Blog do Sarico

O sequestro de José Baggio e a tomada de Tapera


O médico taperense Anildo Sarturi, radicado em Porto Alegre, ainda em vida, publicou uma série de fatos acontecidos em Tapera e que foram por ele testemunhados na sua infância e juventude em Tapera. De posse de alguns deles, recebidos do Nadir Crestani, vou aqui reproduzir alguns. E a primeira é esta:

O SEQUESTRO DE JOSÉ BAGGIO E A TOMADA DE TAPERA

Na fase constitucionalista de 1932, aconteceu um fato político inusitado, de suma gravidade, que abalou os alicerces da pacata população da Vila Tapera. O líder político local, José Baggio, fora sequestrado e conduzido aos arredores do povoado onde sofreu uma tremenda surra, tendo sido encontrado seriamente ferido, sem sentidos, nas imediações da vila, com hematomas generalizados pelo corpo.

Estranhamente, poucos dias depois, chegou à vila um grupo de 15 homens, a cavalo, chefiados pelo “doutor” Barnabé (nome fictício, por preservação), que residia em Espumoso, e desfilou pelas ruas de Tapera. Todos carregavam fuzis e revólver na cintura. Era um piquete de cavalarianos constitucionalistas que anunciava vir tomar Tapera. A população amedrontada não entendia direito o que estava acontecendo. Depois do desfile pelas duas ruas paralelas da vila (atuais Avenida XV de Novembro e Rui Barbosa), os revolucionários amarraram seus cavalos ao redor da praça e dirigiram-se ao quiosque situado no meio dela. Encheram a pequena sala do bar e ajeitaram as mesas, colocando a principal afastada, para que o referido “doutor” presidisse os trabalhos de tomada. Em seguida, mandaram buscar o subprefeito Aloisio Stein, conhecido pela alcunha “Florzinha”. Este compareceu escoltado e sentou-se ao lado da mesa da “presidência”, com muita tranquilidade, sorriso irônico nos lábios, entre os quais fumegava um charuto. No meio de inflamado discurso, a estridente voz de comando do “doutor” Barnabé, conhecido rábula do vizinho distrito de Espumoso, mandou lavrar a ata da tomada de Tapera pelas forças revolucionárias constitucionalistas daquele município. O livro de atas foi arrebanhado da loja de Hubertus Lambert, que também se encontrava ali, de pé, pálido e louco de medo.

“Florzinha” rebolava o charuto na boca, aparentando calma extraordinária, o que parecia irritar o chefete. Assinou, sem protesto, a ata redigida por um semianalfabeto. O “doutor” Barnabé, como português nato que era, depois de assinada a ata da posse de Tapera, não podia deixar de se pronunciar, com seu sotaque característico, ruidoso e empolgante discurso. Eu espiava, do lado de fora da janela do quiosque, descalço, tremendo de medo dessa gente armada até os dentes. Não houve nenhuma reação de nenhum morador da vila.
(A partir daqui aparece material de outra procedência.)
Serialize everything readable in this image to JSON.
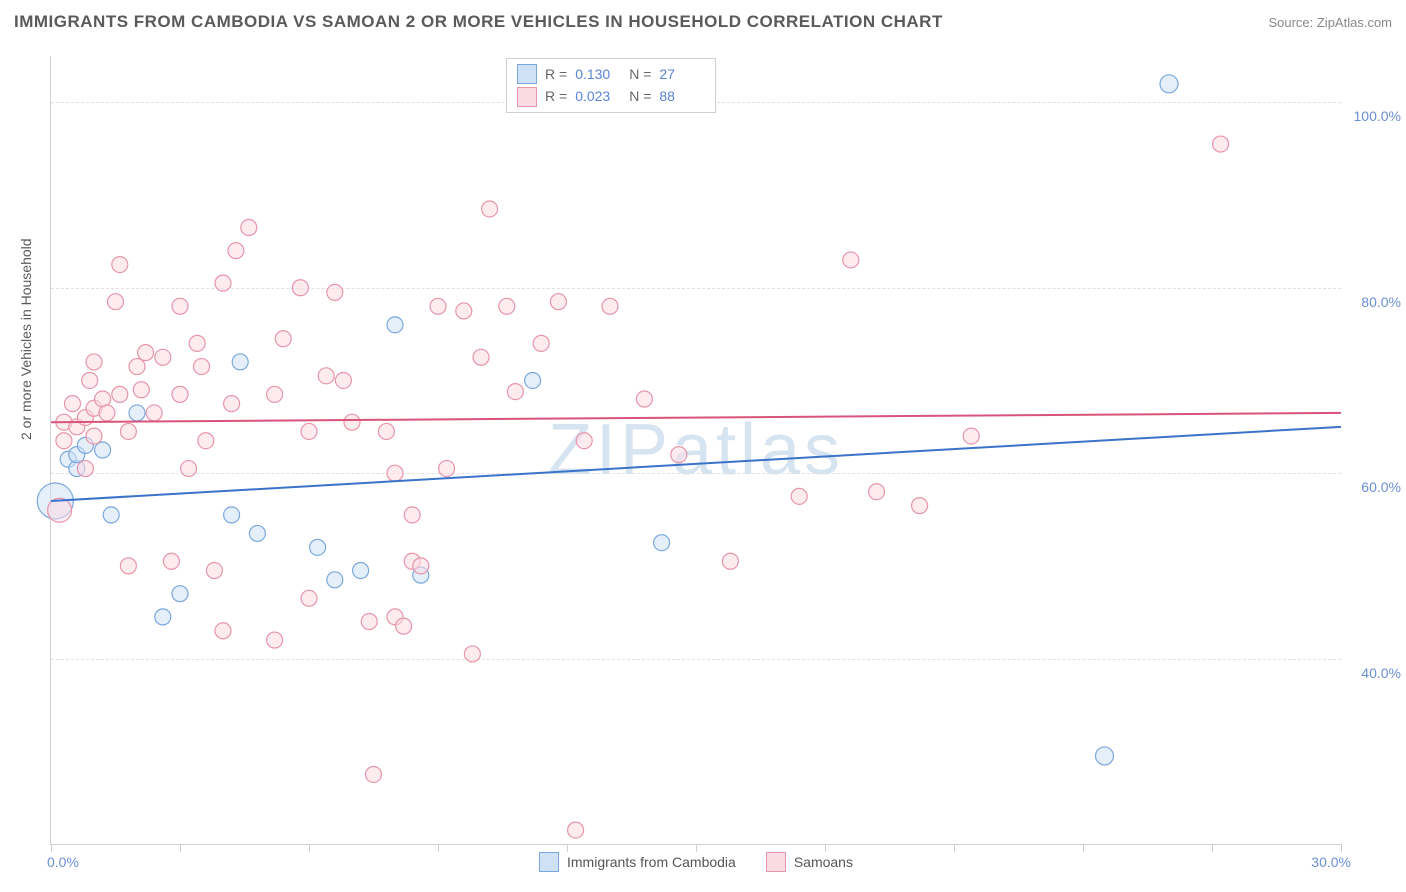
{
  "header": {
    "title": "IMMIGRANTS FROM CAMBODIA VS SAMOAN 2 OR MORE VEHICLES IN HOUSEHOLD CORRELATION CHART",
    "source": "Source: ZipAtlas.com"
  },
  "watermark": "ZIPatlas",
  "axis": {
    "y_title": "2 or more Vehicles in Household",
    "xlim": [
      0,
      30
    ],
    "ylim": [
      20,
      105
    ],
    "y_ticks": [
      40,
      60,
      80,
      100
    ],
    "y_tick_labels": [
      "40.0%",
      "60.0%",
      "80.0%",
      "100.0%"
    ],
    "x_tick_positions": [
      0,
      3,
      6,
      9,
      12,
      15,
      18,
      21,
      24,
      27,
      30
    ],
    "x_end_labels": {
      "left": "0.0%",
      "right": "30.0%"
    },
    "grid_color": "#e0e0e0",
    "border_color": "#cfcfcf",
    "label_color": "#6b8fd4",
    "title_color": "#5a5a5a",
    "label_fontsize": 14
  },
  "legend_top": {
    "rows": [
      {
        "swatch_fill": "#cfe1f5",
        "swatch_border": "#7aa8dd",
        "r_label": "R =",
        "r_value": "0.130",
        "n_label": "N =",
        "n_value": "27"
      },
      {
        "swatch_fill": "#fbdbe3",
        "swatch_border": "#e695ab",
        "r_label": "R =",
        "r_value": "0.023",
        "n_label": "N =",
        "n_value": "88"
      }
    ]
  },
  "legend_bottom": {
    "items": [
      {
        "swatch_fill": "#cfe1f5",
        "swatch_border": "#7aa8dd",
        "label": "Immigrants from Cambodia"
      },
      {
        "swatch_fill": "#fbdbe3",
        "swatch_border": "#e695ab",
        "label": "Samoans"
      }
    ]
  },
  "chart": {
    "type": "scatter",
    "background_color": "#ffffff",
    "series": [
      {
        "name": "Immigrants from Cambodia",
        "fill": "#cfe1f5",
        "stroke": "#7aa8dd",
        "fill_opacity": 0.55,
        "points": [
          {
            "x": 0.1,
            "y": 57.0,
            "r": 18
          },
          {
            "x": 0.4,
            "y": 61.5,
            "r": 8
          },
          {
            "x": 0.6,
            "y": 60.5,
            "r": 8
          },
          {
            "x": 0.6,
            "y": 62.0,
            "r": 8
          },
          {
            "x": 0.8,
            "y": 63.0,
            "r": 8
          },
          {
            "x": 1.2,
            "y": 62.5,
            "r": 8
          },
          {
            "x": 1.4,
            "y": 55.5,
            "r": 8
          },
          {
            "x": 2.0,
            "y": 66.5,
            "r": 8
          },
          {
            "x": 2.6,
            "y": 44.5,
            "r": 8
          },
          {
            "x": 3.0,
            "y": 47.0,
            "r": 8
          },
          {
            "x": 4.2,
            "y": 55.5,
            "r": 8
          },
          {
            "x": 4.4,
            "y": 72.0,
            "r": 8
          },
          {
            "x": 4.8,
            "y": 53.5,
            "r": 8
          },
          {
            "x": 6.2,
            "y": 52.0,
            "r": 8
          },
          {
            "x": 6.6,
            "y": 48.5,
            "r": 8
          },
          {
            "x": 7.2,
            "y": 49.5,
            "r": 8
          },
          {
            "x": 8.0,
            "y": 76.0,
            "r": 8
          },
          {
            "x": 8.6,
            "y": 49.0,
            "r": 8
          },
          {
            "x": 11.2,
            "y": 70.0,
            "r": 8
          },
          {
            "x": 14.2,
            "y": 52.5,
            "r": 8
          },
          {
            "x": 24.5,
            "y": 29.5,
            "r": 9
          },
          {
            "x": 26.0,
            "y": 102.0,
            "r": 9
          }
        ],
        "trend": {
          "x1": 0,
          "y1": 57.0,
          "x2": 30,
          "y2": 65.0,
          "stroke": "#3a73c9",
          "width": 2
        }
      },
      {
        "name": "Samoans",
        "fill": "#fbdbe3",
        "stroke": "#e695ab",
        "fill_opacity": 0.55,
        "points": [
          {
            "x": 0.2,
            "y": 56.0,
            "r": 12
          },
          {
            "x": 0.3,
            "y": 63.5,
            "r": 8
          },
          {
            "x": 0.3,
            "y": 65.5,
            "r": 8
          },
          {
            "x": 0.5,
            "y": 67.5,
            "r": 8
          },
          {
            "x": 0.6,
            "y": 65.0,
            "r": 8
          },
          {
            "x": 0.8,
            "y": 60.5,
            "r": 8
          },
          {
            "x": 0.8,
            "y": 66.0,
            "r": 8
          },
          {
            "x": 0.9,
            "y": 70.0,
            "r": 8
          },
          {
            "x": 1.0,
            "y": 64.0,
            "r": 8
          },
          {
            "x": 1.0,
            "y": 67.0,
            "r": 8
          },
          {
            "x": 1.0,
            "y": 72.0,
            "r": 8
          },
          {
            "x": 1.2,
            "y": 68.0,
            "r": 8
          },
          {
            "x": 1.3,
            "y": 66.5,
            "r": 8
          },
          {
            "x": 1.5,
            "y": 78.5,
            "r": 8
          },
          {
            "x": 1.6,
            "y": 82.5,
            "r": 8
          },
          {
            "x": 1.6,
            "y": 68.5,
            "r": 8
          },
          {
            "x": 1.8,
            "y": 64.5,
            "r": 8
          },
          {
            "x": 1.8,
            "y": 50.0,
            "r": 8
          },
          {
            "x": 2.0,
            "y": 71.5,
            "r": 8
          },
          {
            "x": 2.1,
            "y": 69.0,
            "r": 8
          },
          {
            "x": 2.2,
            "y": 73.0,
            "r": 8
          },
          {
            "x": 2.4,
            "y": 66.5,
            "r": 8
          },
          {
            "x": 2.6,
            "y": 72.5,
            "r": 8
          },
          {
            "x": 2.8,
            "y": 50.5,
            "r": 8
          },
          {
            "x": 3.0,
            "y": 68.5,
            "r": 8
          },
          {
            "x": 3.0,
            "y": 78.0,
            "r": 8
          },
          {
            "x": 3.2,
            "y": 60.5,
            "r": 8
          },
          {
            "x": 3.4,
            "y": 74.0,
            "r": 8
          },
          {
            "x": 3.5,
            "y": 71.5,
            "r": 8
          },
          {
            "x": 3.6,
            "y": 63.5,
            "r": 8
          },
          {
            "x": 3.8,
            "y": 49.5,
            "r": 8
          },
          {
            "x": 4.0,
            "y": 80.5,
            "r": 8
          },
          {
            "x": 4.0,
            "y": 43.0,
            "r": 8
          },
          {
            "x": 4.2,
            "y": 67.5,
            "r": 8
          },
          {
            "x": 4.3,
            "y": 84.0,
            "r": 8
          },
          {
            "x": 4.6,
            "y": 86.5,
            "r": 8
          },
          {
            "x": 5.2,
            "y": 68.5,
            "r": 8
          },
          {
            "x": 5.2,
            "y": 42.0,
            "r": 8
          },
          {
            "x": 5.4,
            "y": 74.5,
            "r": 8
          },
          {
            "x": 5.8,
            "y": 80.0,
            "r": 8
          },
          {
            "x": 6.0,
            "y": 64.5,
            "r": 8
          },
          {
            "x": 6.0,
            "y": 46.5,
            "r": 8
          },
          {
            "x": 6.4,
            "y": 70.5,
            "r": 8
          },
          {
            "x": 6.6,
            "y": 79.5,
            "r": 8
          },
          {
            "x": 6.8,
            "y": 70.0,
            "r": 8
          },
          {
            "x": 7.0,
            "y": 65.5,
            "r": 8
          },
          {
            "x": 7.4,
            "y": 44.0,
            "r": 8
          },
          {
            "x": 7.5,
            "y": 27.5,
            "r": 8
          },
          {
            "x": 7.8,
            "y": 64.5,
            "r": 8
          },
          {
            "x": 8.0,
            "y": 60.0,
            "r": 8
          },
          {
            "x": 8.0,
            "y": 44.5,
            "r": 8
          },
          {
            "x": 8.2,
            "y": 43.5,
            "r": 8
          },
          {
            "x": 8.4,
            "y": 50.5,
            "r": 8
          },
          {
            "x": 8.4,
            "y": 55.5,
            "r": 8
          },
          {
            "x": 8.6,
            "y": 50.0,
            "r": 8
          },
          {
            "x": 9.0,
            "y": 78.0,
            "r": 8
          },
          {
            "x": 9.2,
            "y": 60.5,
            "r": 8
          },
          {
            "x": 9.6,
            "y": 77.5,
            "r": 8
          },
          {
            "x": 9.8,
            "y": 40.5,
            "r": 8
          },
          {
            "x": 10.0,
            "y": 72.5,
            "r": 8
          },
          {
            "x": 10.2,
            "y": 88.5,
            "r": 8
          },
          {
            "x": 10.6,
            "y": 78.0,
            "r": 8
          },
          {
            "x": 10.8,
            "y": 68.8,
            "r": 8
          },
          {
            "x": 11.4,
            "y": 74.0,
            "r": 8
          },
          {
            "x": 11.8,
            "y": 78.5,
            "r": 8
          },
          {
            "x": 12.2,
            "y": 21.5,
            "r": 8
          },
          {
            "x": 12.4,
            "y": 63.5,
            "r": 8
          },
          {
            "x": 13.0,
            "y": 78.0,
            "r": 8
          },
          {
            "x": 13.8,
            "y": 68.0,
            "r": 8
          },
          {
            "x": 14.6,
            "y": 62.0,
            "r": 8
          },
          {
            "x": 15.8,
            "y": 50.5,
            "r": 8
          },
          {
            "x": 17.4,
            "y": 57.5,
            "r": 8
          },
          {
            "x": 18.6,
            "y": 83.0,
            "r": 8
          },
          {
            "x": 19.2,
            "y": 58.0,
            "r": 8
          },
          {
            "x": 20.2,
            "y": 56.5,
            "r": 8
          },
          {
            "x": 21.4,
            "y": 64.0,
            "r": 8
          },
          {
            "x": 27.2,
            "y": 95.5,
            "r": 8
          }
        ],
        "trend": {
          "x1": 0,
          "y1": 65.5,
          "x2": 30,
          "y2": 66.5,
          "stroke": "#d9547a",
          "width": 2
        }
      }
    ]
  }
}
Todos estavam mudos, ninguém protestou, nem mesmo o subprefeito disse qualquer palavra. Sorria apenas, um sorriso amarelo diante das intempestivas ordens emanadas do conhecido “doutor”, que disse ao final de exaltado discurso: “Os inimigos da Revolução Constitucionalista não serão perdoados. Apanharão, um por um, e lhe daremos a lição merecida”.

Eis que, ao final da cômica reunião da tomada de Tapera, entra apressadamente na saleta circular do quiosque, um dos elementos do grupo, de bombacha, botas, chapéu de cowboy na mão e cochicha ao pé do ouvido do “doutor” Barnabé, informando-lhe de que forças legalistas de Carazinho haviam sido avisadas, pelo telefone, que um piquete de Espumoso invadira a sede do distrito de Tapera, e que essas forças do Governo já haviam saído do município-mãe e vinham para um confronto com o piquete invasor. Armou-se, repentinamente, uma tempestade no meio das hostes revolucionárias espumosenses, exatamente no fim da lavratura da ata que oficializava a queda de Tapera. Deste momento em diante, viu-se uma correria que pareciam ratos espantados, pois o contingente que vinha de Carazinho era formado por cinquenta soldados, armados de fuzis e metralhadoras.

Os revolucionários do “doutor” Barnabé levantaram-se rapidamente das cadeiras, apanharam o livro de atas e sem falar mais nada, se dirigiram todos, um por um, aos cavalos atados em palanques e cinamomos ao longo da praça. Montaram rapidamente neles e dispararam a galope em direção a Espumoso. Parecia um bando de medrosos fugitivos.

E assim terminou, como verdadeira farsa, a celebre conquista pelas forças constitucionalistas de 1932, de nossa pacífica e querida Tapera.